The master of our village school* occasionally visited this poor sick woman. Sunday was generally the day when he would go to read and pray with her. On one of these occasions her husband was at home, sitting by the bedside of his wife. As soon as he heard the steps of this good man upon the stairs he slunk into an inner room to avoid seeing him. The wife, half afraid of her husband's anger, pointed to the door. The good schoolmaster gently knocked and invited him to unite with them on that holy day in praying for his wife, to which at last he sullenly and reluctantly consented. He was a very hard-featured man, with a brow as if of brass, and a body of strong muscular power, but for this once his knee was bent, and as the good man prayed, a tear fell, the rugged hand was wiped across the brow, and his stony heart was softened. He arose, and slunk again into his hiding place in the inner room.
* William Faichen
The little remaining strength of this poor woman was evidently lessening, and in less than a week the last struggle was over. It was better for her to be "present with the Lord" than to continue here in the face of events which were to follow.

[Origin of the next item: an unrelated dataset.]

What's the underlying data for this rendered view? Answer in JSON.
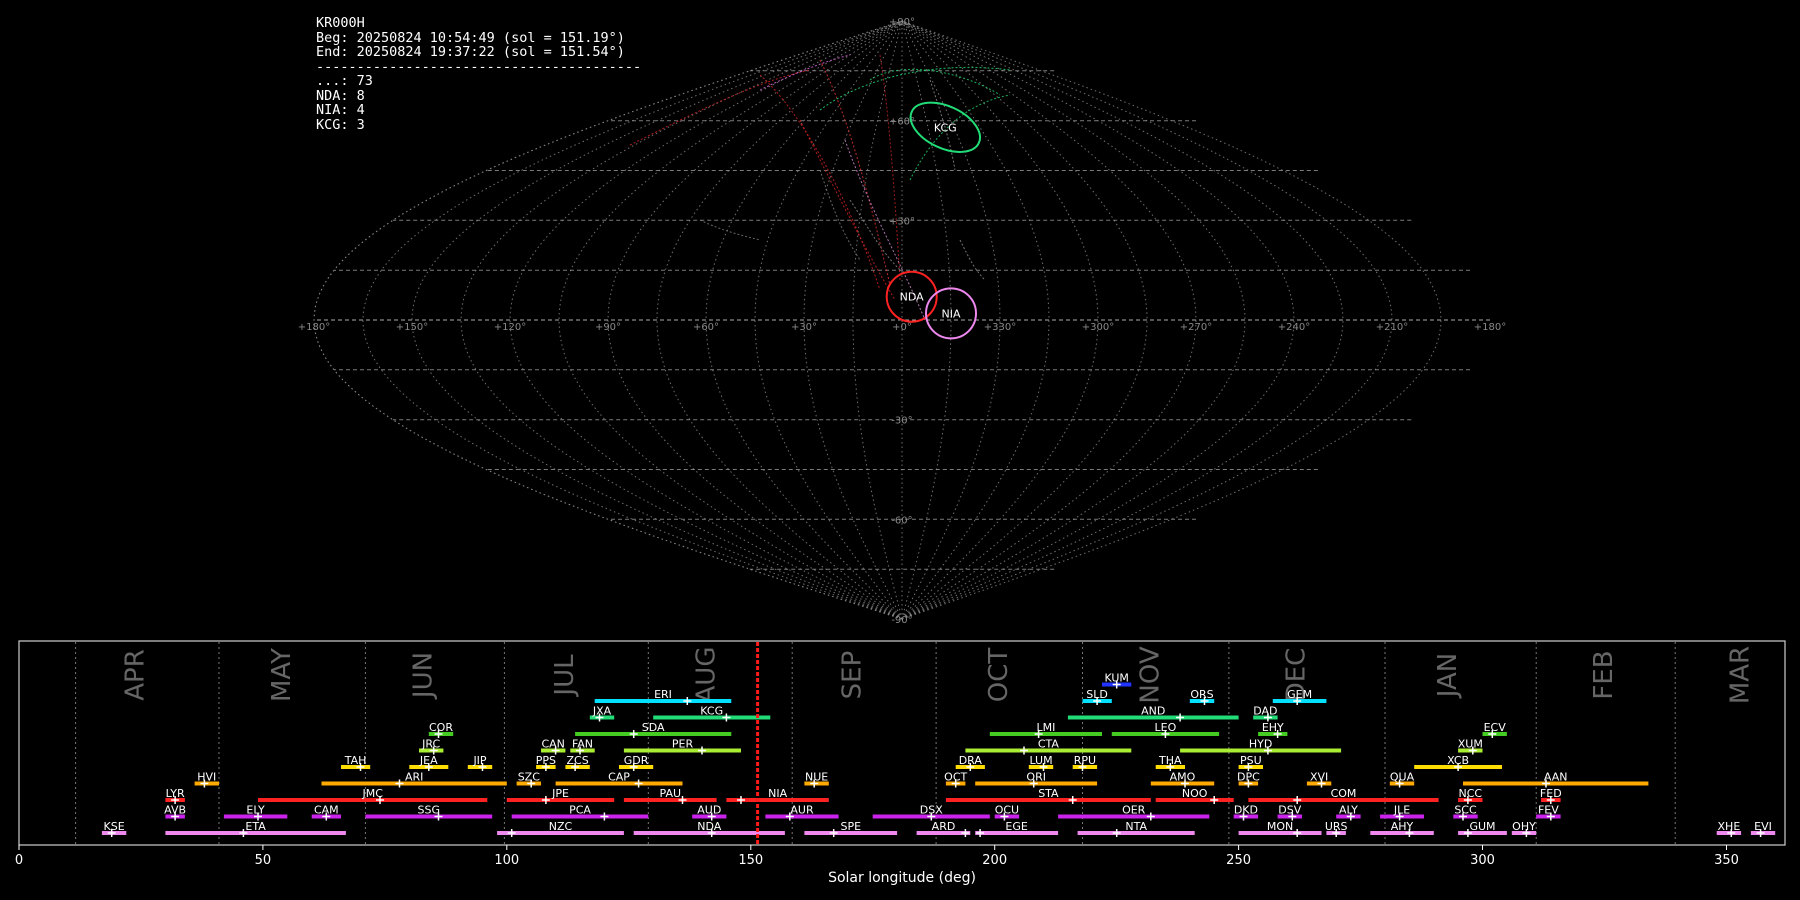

But a short time elapsed before the man and his eldest son, a boy of fourteen, were suspected of being guilty of sheep stealing. They were watched, and detected in the very act of bringing the sheep into the cot. A warrant was obtained, and the constable was immediately fetched. He did not go into the house at first, but walked round it, and looked in at the back window, through which he saw the son thrusting the skin of a sheep into the fire, and the slaughtered animal hanging up. He then burst open the door, snatched a part of the unconsumed skin from the fire, and seized the man and his son. They were committed to jail, stood their trial, and were sentenced to transportation for life. The son, from the consideration of his youthful age was, by the clemency of the judge, reprieved from perpetual banishment and limited to fourteen years of transportation. The rest of the children were sent to the Workhouse of a distant parish to which they belonged. Since that time I have entirely lost sight of them.
If to some of us it seems at times as if from this earth of ours
"Glory and loveliness have passed away,"
yet we are bound to confess that much that was harsh and cruel has also passed. And it is well to remember this.
As a child I can remember my father telling me of a man here who had just completed his term of imprisonment for sheep stealing. Of course by that time the law had become more lenient. I think this was the last instance of this particular crime in Ropley.
During the 18th century the practice of smuggling possessed attractions for many Hampshire people. After the lapse of many years, during which smuggling has practically been extinct, the tales and traditions of the smugglers of last century still survive in the south of the county and far into its interior. There are many traditions of smuggling adventures, hairbreadth escapes and the capture of contraband goods landed during the last century, with tales of caves, secret cellars beneath cottages, and stores of spirits, tobacco and other smuggled goods as far north as Ropley."